Sure, I live with them all around me. But none of them have ever lit my fire and I really want to experience what all the fuss is about. Rebel and all the women who’ve been getting hitched around me have found that elusive happiness with the mountain man of their dreams and I want just a small taste of what that feels like.

I pull out the sexy, deep burgundy dress that I brought with me. The gorgeous, soft velvet dress cruises along my slimmer waist and wide hips in a flattering way that just makes me feel good about how I look. Makes me feel sexy.

I bought it for this trip and I’ve never worn anything like this ever. I run my hands over my chestnut brown hair and sigh. I wish I had pretty blond hair like Rebel’s. But my hair is just a mish-mash of brown and gold and red. Like the leaves in the fall that drift down to the ground and you have to gather them all up and ship them off somewhere far away. But I keep it up in a haphazard bun that keeps it contained and makes me look more professional.

But tonight, when I meet my book boyfriend, I’m leaving it down. I’m going to take this chance and seduce this man if I feel even the slightest bit of a pull towards him. And I’m going to finally lose my v-card, once and for all.

Because a woman should not reach twenty-nine years old, staring into the dark maw of thirty, and not know what it’s like to feel the touch of a man and surrender to the pleasures of the flesh.

I’m going to have my fantasy and finally get what I’ve been dreaming about for months now.

I’m going to lose my v-card to a sexy mountain man, hopefully all night long and then I’ll have a memory to keep me warm up in my mountain cabin for the rest of my life.

Since it looks like no man is going to want to join me up there. I’ll have to take what I can get.

And just be happy that I managed to find the good job that I have and the home that I longed for for so many years.

Love isn’t in the cards for me and I guess I shouldn’t be greedy. Shouldn’t hope for too much.

Even a moment of happiness is more than I ever really thought I’d find.

It will have to be enough.

CHAPTER 4

Cord

Istand in the doorway of the restaurant at the hotel and study all of the women in the room but immediately I can tell that she’s not here.
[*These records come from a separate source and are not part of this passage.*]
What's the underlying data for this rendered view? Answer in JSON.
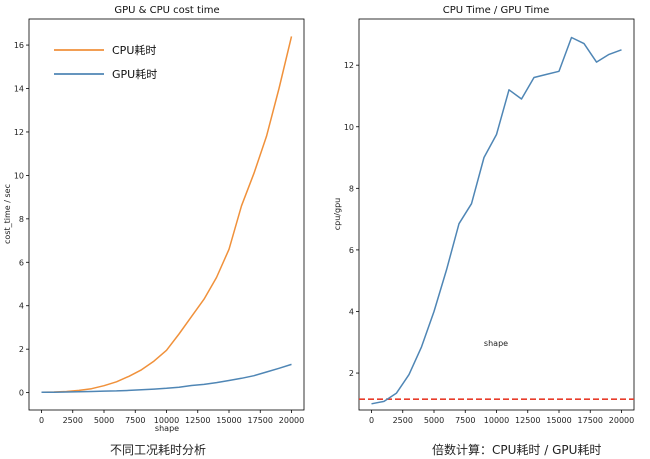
{
  "chart_data": [
    {
      "type": "line",
      "title": "GPU & CPU cost time",
      "xlabel": "shape",
      "ylabel": "cost_time / sec",
      "xlim": [
        -1000,
        21000
      ],
      "ylim": [
        -0.8,
        17.2
      ],
      "xticks": [
        0,
        2500,
        5000,
        7500,
        10000,
        12500,
        15000,
        17500,
        20000
      ],
      "yticks": [
        0,
        2,
        4,
        6,
        8,
        10,
        12,
        14,
        16
      ],
      "legend": "top-left",
      "x": [
        0,
        1000,
        2000,
        3000,
        4000,
        5000,
        6000,
        7000,
        8000,
        9000,
        10000,
        11000,
        12000,
        13000,
        14000,
        15000,
        16000,
        17000,
        18000,
        19000,
        20000
      ],
      "series": [
        {
          "name": "CPU耗时",
          "color": "#f0913b",
          "values": [
            0.02,
            0.03,
            0.05,
            0.1,
            0.18,
            0.32,
            0.5,
            0.75,
            1.05,
            1.45,
            1.95,
            2.7,
            3.5,
            4.3,
            5.3,
            6.6,
            8.6,
            10.1,
            11.8,
            14.0,
            16.4
          ]
        },
        {
          "name": "GPU耗时",
          "color": "#4f86b5",
          "values": [
            0.02,
            0.02,
            0.03,
            0.04,
            0.05,
            0.07,
            0.08,
            0.1,
            0.13,
            0.16,
            0.2,
            0.25,
            0.33,
            0.38,
            0.46,
            0.56,
            0.66,
            0.78,
            0.95,
            1.12,
            1.3
          ]
        }
      ]
    },
    {
      "type": "line",
      "title": "CPU Time / GPU Time",
      "xlabel": "shape",
      "ylabel": "cpu/gpu",
      "xlim": [
        -1000,
        21000
      ],
      "ylim": [
        0.8,
        13.5
      ],
      "xticks": [
        0,
        2500,
        5000,
        7500,
        10000,
        12500,
        15000,
        17500,
        20000
      ],
      "yticks": [
        2,
        4,
        6,
        8,
        10,
        12
      ],
      "x": [
        0,
        1000,
        2000,
        3000,
        4000,
        5000,
        6000,
        7000,
        8000,
        9000,
        10000,
        11000,
        12000,
        13000,
        14000,
        15000,
        16000,
        17000,
        18000,
        19000,
        20000
      ],
      "series": [
        {
          "name": "",
          "color": "#4f86b5",
          "values": [
            1.0,
            1.08,
            1.35,
            1.95,
            2.85,
            4.0,
            5.35,
            6.85,
            7.5,
            9.0,
            9.75,
            11.2,
            10.9,
            11.6,
            11.7,
            11.8,
            12.9,
            12.7,
            12.1,
            12.35,
            12.5
          ]
        }
      ],
      "reference_line": {
        "y": 1.15,
        "color": "#e83c2a",
        "style": "dashed"
      }
    }
  ],
  "captions": {
    "left": "不同工况耗时分析",
    "right": "倍数计算：CPU耗时 / GPU耗时"
  }
}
My date is late. I can’t say anything though since I’m late as well. I glare when the hostess walks up to me, her dark eyes running down my body like she can see under my clothes all the way to my bare skin. I don’t like it at all and I glare fiercely at her.
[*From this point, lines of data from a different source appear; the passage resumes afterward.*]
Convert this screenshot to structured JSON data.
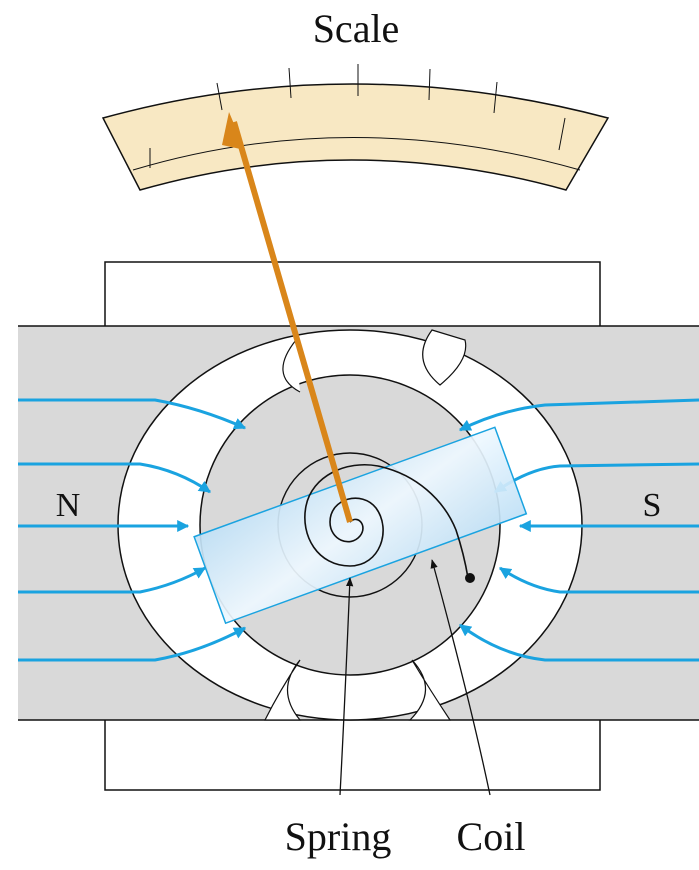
{
  "labels": {
    "scale": "Scale",
    "north": "N",
    "south": "S",
    "spring": "Spring",
    "coil": "Coil"
  },
  "colors": {
    "magnet_gray": "#d9d9d9",
    "field_line": "#1aa3e0",
    "pointer": "#d9861a",
    "scale_fill": "#f8e8c3",
    "coil_fill": "#cfe8f8",
    "outline": "#111111"
  },
  "icons": {
    "field_arrow": "arrowhead-icon",
    "pointer_tip": "arrowhead-icon"
  }
}
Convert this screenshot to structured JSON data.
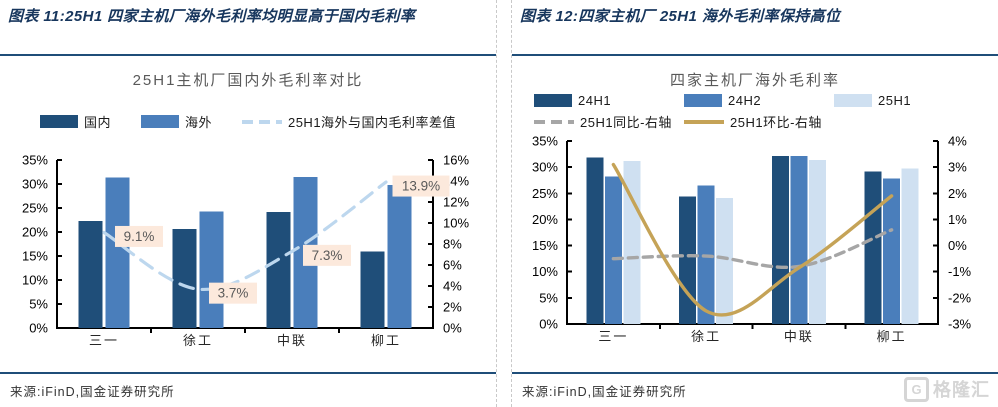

I’m here with a date. Or I will be when she gets here. But the table is for two and it’s rude as hell to look at me like I’m a piece of cake she wants to tear into.

“Can I get you anything?” She asks breathlessly and I shake my head no.

“I’ll wait until my date gets here.” Her face falls and I feel a little thrill of satisfaction. Maybe I’ve gotten through to her before Miss Short shows up and is made uncomfortable by the woman’s open assessments. She leads me to my table with no further comments and I sit down the same way. She pours me a glass of ice water and then nods at me.

She moves away and I pick up the glass of ice water that’s sitting on the table, taking a sip of it and letting it slide down my throat, enjoying the refreshing liquid.

I close my eyes and open them, taking another big drink and then choking on the liquid as it goes down on a huge gulp of air. I sputter and pound on my own chest, everyone in the place staring at me as I try not to die while I stare at the vision standing in the doorway.

Because the most beautiful woman I’ve ever seen is standing there. She’s deliciously curvy and wearing a figure-hugging deep red dress that caresses all of those curves like a lover’s hands. Like my hands want to caress her.

Her long, glorious chestnut hair glistens in a cascade of artless curls that my fingers want to plunge into and wrap those silky strands around them, tugging her head back and taking her plush, deep red lips with my own mouth. Her eyes though. My god, I can’t even see them that well from here…but I can see the shimmer of green like an emerald gemstone glowing in the dim light. Those eyes lock on me and my choked breaths still, the whole world going silent around us. It feels like we’re in our own little bubble. Like nothing and nobody else exists.

Like this is how it was always meant to be. I was meant to find this woman and make her mine.